Patronising and sexist to both genders without taking any responsibility for its atrocious scripting.
The premise of I’m Always the Bridesmaid is simplistic: three jaded bridesmaids list their romantic tragedies whilst multi-role actor Corin Rys Jones performs as their former lovers. In itself, this could have worked, but what was delivered unfortunately plodded sluggishly on, incessantly listing the well-known problems of dating. The demeanour is morose, battling to keep an unmoved audience engaged with both inherently flawed dialogue, tepid acting and no overarching conceptual gratification. There were some brief spells where it looked to be improving, but it petered out, unwilling to relinquish its stubborn reliance on hackneyed convention.
Somewhere in this muddled, painful, mistimed medley of a play are performers aspiring to be recognised. Kirsten Z. Cairns, the actress who portrays Stephanie, is most deserving of immediate praise: she demands no special privileges yet provides a glossy presence unique from her fellow actors where she brings a little ray of hope amidst the turbulent storm around her.
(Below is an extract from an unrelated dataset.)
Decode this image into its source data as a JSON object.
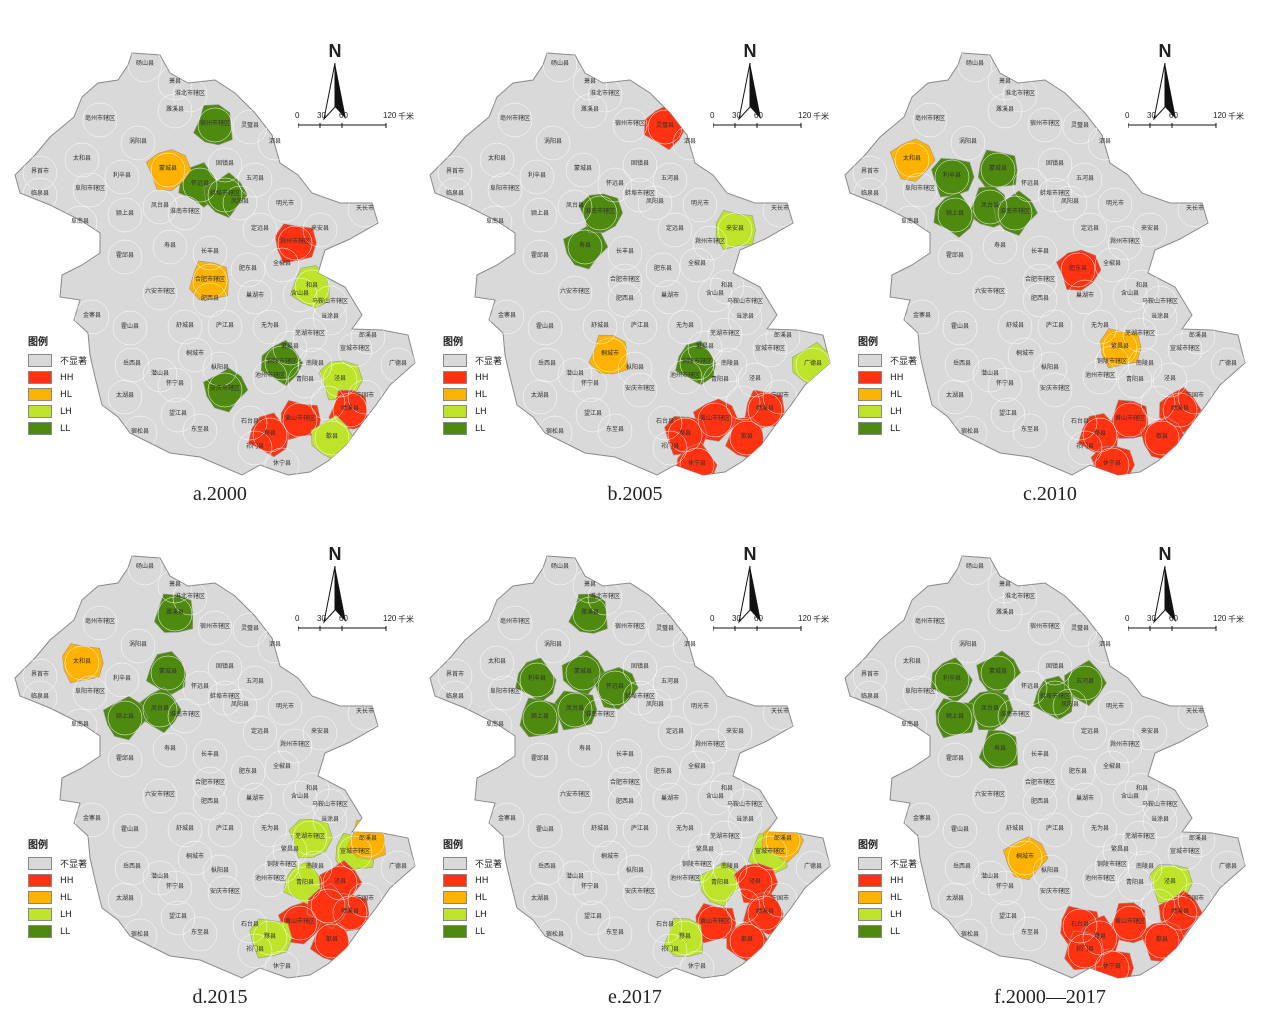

The same cannot be said for Maria Shehata (Chevon), whose unwillingness to drop the condescension does not see her take the role seriously, though this likely stems from the script’s inhibitions. The sole male of the cast, Jones, delivers the most versatile range in acting, but not to any eminence. Rather, he inhabits a jack-of-all-trades role that doesn’t see him graduate within the very narrow confines he is afforded.
Bereft of any innovating qualities, I’m Always the Bridesmaid is a cataclysmic failure. The writing lacks subtlety on any level. And the dialogue is littered with unnecessary sentiments that should have been left to evolve within the performance, with lines like “A team is only as strong as its weakest player” and “That’s so melodramatic!”, ironically foreshadowing the play’s major defects. More problematic is its attempt to aggressively explain away the reasons for relationship failure in a fragile pursuit of rectifying mankind’s inherent dating woes that have plagued the face of the Earth for years, and will likely persist for decades to come. In this respect, I’m Always the Bridesmaid is neither original nor revolutionary. Rather, it is patronising and sexist to both genders without taking any responsibility for its atrocious scripting.